The Eurozone crisis exposed the problems of trying to run a currency union without a proper fiscal, financial and political union to back it up.

And since the crisis began, the Eurozone has started to put in place the governance and structures that it has always needed: creating a Banking Union, a European Stability Mechanism to bail out Eurozone countries and a Single Resolution Mechanism to bail out Eurozone banks.

The UK has never stood in the way of this for the simple reason that we want the euro to work and we support our partners putting in place the structures that they need to make this happen, to restore stability and growth to the currency union.

At the same time, we have been equally clear that in response to this integration, non-euro members like the UK would need safeguards to protect their rights and interests and to establish the right articulation between members of the currency union and those countries outside the Eurozone.

But let’s be clear. The UK did not change the rules; it was the creation of the Eurozone that did this.

Now, I know there are some who think that protecting the integrity of the single market and the interests of Eurozone outs is a theoretical debate.

I want to disabuse you of that notion.

It is an issue fundamental to the future viability and integrity of the EU.

Let me give you just two examples today.

First, that of location policy set by the ECB.

Under this policy, which the UK is challenging in the courts, euro-denominated instruments could only be cleared by a clearing house that is physically located in a Eurozone Member State.

In practice, what that means is the creation of a fragmented, two-tier market within the EU, something that should have no place within a European single market governed by common rules applicable to all 28 Member States.

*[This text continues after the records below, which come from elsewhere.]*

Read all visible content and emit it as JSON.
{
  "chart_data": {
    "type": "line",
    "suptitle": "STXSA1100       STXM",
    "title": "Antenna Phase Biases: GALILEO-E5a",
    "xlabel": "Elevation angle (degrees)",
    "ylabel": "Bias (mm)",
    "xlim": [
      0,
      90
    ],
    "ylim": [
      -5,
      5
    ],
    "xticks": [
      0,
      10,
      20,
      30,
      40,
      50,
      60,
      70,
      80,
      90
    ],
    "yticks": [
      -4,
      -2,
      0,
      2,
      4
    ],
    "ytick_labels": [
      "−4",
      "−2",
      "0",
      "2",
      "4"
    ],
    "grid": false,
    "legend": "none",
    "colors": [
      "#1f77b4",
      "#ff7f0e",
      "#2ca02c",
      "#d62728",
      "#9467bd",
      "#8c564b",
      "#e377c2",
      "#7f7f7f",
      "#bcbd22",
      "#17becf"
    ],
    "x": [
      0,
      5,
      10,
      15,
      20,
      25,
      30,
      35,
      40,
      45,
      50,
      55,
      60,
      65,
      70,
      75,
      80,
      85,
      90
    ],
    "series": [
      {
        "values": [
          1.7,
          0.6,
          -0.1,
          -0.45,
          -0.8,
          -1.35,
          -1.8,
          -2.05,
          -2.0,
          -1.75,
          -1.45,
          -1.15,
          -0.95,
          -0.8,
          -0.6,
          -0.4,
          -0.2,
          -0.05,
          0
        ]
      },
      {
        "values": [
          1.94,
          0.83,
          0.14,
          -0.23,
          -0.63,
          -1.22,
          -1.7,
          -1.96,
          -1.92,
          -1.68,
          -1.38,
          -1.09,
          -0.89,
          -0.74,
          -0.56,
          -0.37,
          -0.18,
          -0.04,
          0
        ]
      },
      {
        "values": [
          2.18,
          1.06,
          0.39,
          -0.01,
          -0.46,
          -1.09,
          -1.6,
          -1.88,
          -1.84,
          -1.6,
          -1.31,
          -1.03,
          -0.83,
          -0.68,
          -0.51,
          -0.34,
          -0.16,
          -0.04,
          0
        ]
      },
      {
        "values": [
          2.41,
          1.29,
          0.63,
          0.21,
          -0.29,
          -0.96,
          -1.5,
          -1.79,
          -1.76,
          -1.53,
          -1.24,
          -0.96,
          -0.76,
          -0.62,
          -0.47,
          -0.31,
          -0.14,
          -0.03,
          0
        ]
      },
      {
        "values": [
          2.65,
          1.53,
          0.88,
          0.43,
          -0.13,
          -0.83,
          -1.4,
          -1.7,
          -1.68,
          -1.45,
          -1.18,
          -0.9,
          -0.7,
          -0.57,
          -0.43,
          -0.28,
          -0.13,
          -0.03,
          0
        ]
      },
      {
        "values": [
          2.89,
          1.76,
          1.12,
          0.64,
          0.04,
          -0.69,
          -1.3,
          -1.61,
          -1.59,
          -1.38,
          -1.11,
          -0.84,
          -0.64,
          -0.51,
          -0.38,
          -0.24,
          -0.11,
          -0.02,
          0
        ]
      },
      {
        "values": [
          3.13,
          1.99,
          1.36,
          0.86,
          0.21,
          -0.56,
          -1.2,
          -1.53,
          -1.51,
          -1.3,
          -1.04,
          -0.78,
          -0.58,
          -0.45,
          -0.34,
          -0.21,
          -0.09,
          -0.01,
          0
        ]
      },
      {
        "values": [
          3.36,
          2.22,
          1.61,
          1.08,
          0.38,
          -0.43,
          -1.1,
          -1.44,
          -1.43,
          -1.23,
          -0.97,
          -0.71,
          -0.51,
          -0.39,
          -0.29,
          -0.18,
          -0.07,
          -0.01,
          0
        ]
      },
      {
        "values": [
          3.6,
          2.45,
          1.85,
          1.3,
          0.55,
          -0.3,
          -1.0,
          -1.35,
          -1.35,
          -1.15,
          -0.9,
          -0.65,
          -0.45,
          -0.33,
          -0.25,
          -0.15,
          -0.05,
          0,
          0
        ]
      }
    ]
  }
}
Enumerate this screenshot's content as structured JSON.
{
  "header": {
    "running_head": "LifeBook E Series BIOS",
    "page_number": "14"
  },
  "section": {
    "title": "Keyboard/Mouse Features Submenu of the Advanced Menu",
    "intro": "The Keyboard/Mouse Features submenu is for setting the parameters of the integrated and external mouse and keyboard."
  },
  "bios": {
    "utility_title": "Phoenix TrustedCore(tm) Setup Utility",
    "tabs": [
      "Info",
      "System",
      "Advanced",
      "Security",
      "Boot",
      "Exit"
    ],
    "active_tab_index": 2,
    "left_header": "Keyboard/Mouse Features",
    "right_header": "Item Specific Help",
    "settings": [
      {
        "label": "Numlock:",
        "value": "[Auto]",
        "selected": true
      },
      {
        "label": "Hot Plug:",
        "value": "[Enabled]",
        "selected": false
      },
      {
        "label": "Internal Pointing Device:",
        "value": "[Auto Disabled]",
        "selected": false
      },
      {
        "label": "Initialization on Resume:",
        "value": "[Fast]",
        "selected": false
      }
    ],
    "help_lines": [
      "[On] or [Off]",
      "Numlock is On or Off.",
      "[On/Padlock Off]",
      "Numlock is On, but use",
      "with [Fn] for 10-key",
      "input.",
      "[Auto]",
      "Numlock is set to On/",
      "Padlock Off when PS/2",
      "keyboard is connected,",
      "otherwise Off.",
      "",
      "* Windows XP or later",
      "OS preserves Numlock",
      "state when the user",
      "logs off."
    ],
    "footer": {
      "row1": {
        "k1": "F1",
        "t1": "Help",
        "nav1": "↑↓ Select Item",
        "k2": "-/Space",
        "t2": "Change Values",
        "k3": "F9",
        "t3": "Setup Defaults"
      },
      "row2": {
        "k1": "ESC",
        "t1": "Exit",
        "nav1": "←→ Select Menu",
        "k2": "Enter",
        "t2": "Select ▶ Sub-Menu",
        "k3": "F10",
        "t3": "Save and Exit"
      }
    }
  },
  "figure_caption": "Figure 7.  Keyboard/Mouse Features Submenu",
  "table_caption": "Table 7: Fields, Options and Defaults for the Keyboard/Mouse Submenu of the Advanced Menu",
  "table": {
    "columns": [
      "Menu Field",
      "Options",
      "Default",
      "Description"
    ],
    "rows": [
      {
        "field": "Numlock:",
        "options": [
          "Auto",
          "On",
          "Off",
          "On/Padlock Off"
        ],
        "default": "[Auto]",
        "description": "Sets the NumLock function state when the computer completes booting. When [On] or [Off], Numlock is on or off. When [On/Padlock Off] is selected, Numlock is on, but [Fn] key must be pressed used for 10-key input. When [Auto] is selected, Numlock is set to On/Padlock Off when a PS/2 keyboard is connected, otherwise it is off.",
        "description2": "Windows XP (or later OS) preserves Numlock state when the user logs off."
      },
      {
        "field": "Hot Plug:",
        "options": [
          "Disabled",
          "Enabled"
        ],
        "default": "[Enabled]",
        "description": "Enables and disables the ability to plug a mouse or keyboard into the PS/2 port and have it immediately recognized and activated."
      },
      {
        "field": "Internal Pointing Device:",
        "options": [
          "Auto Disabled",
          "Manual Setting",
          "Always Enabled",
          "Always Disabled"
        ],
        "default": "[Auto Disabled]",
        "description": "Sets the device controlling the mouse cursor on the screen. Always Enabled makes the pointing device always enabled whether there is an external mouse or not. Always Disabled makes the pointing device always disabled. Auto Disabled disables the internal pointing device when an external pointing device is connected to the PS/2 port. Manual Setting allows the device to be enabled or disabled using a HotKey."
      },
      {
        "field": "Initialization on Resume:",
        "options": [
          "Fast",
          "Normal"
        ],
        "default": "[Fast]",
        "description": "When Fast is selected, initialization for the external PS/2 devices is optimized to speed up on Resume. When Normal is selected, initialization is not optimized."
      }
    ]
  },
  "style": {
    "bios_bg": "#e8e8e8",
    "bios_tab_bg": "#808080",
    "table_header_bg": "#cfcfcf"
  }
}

Second, there is a danger that with their in-built qualified majority from 1 November 2014, Euro members could use their collective voting weight to write the rules for the whole EU.

And that is a problem because, for example, it could leave us in a position where euro members – including ones with little or no financial services industry or interest themselves – can caucus together to impose financial services legislation on the UK – the world’s leading financial centre.

We have already seen the Eurogroup discussing EU business privately before involving other Member States, particularly in the run-up to ECOFIN meetings.

These are fundamental challenges to the principle that the EU is for all Member States and should protect their interests equally.

I ask you, how would Germany respond if your vital national interests were threatened so fundamentally?

There is some encouraging news.

In their recent joint article, German Finance Minister Wolfgang Schäuble and UK Chancellor George Osborne recognised the need to avoid this kind of discrimination between euro-ins and euro-outs.

We have shown through the ESM and the establishment of the European Banking Authority that compromises can be reached that can be seen as fair.

Working together, Germany and the UK can ensure that future EU reform provides a long-term solution to these issues, putting Eurozone integration on a sound basis, and guaranteeing fairness to Member States inside the single market but outside the single currency.

Ladies and gentlemen, let me conclude.

Like our partners across Europe, the UK Government wants the EU to work.

We want the EU to be able to fulfil its central tasks of upholding liberty, peace and democracy across our continent and of maintaining and spurring European prosperity at a time of historic challenge in the global marketplace.

We want the UK to play a leading role in this EU.

And, together with our partners, we’re not going to fight shy of the challenges to make sure that that happens and we will work to ensure reforms are in the collective interest.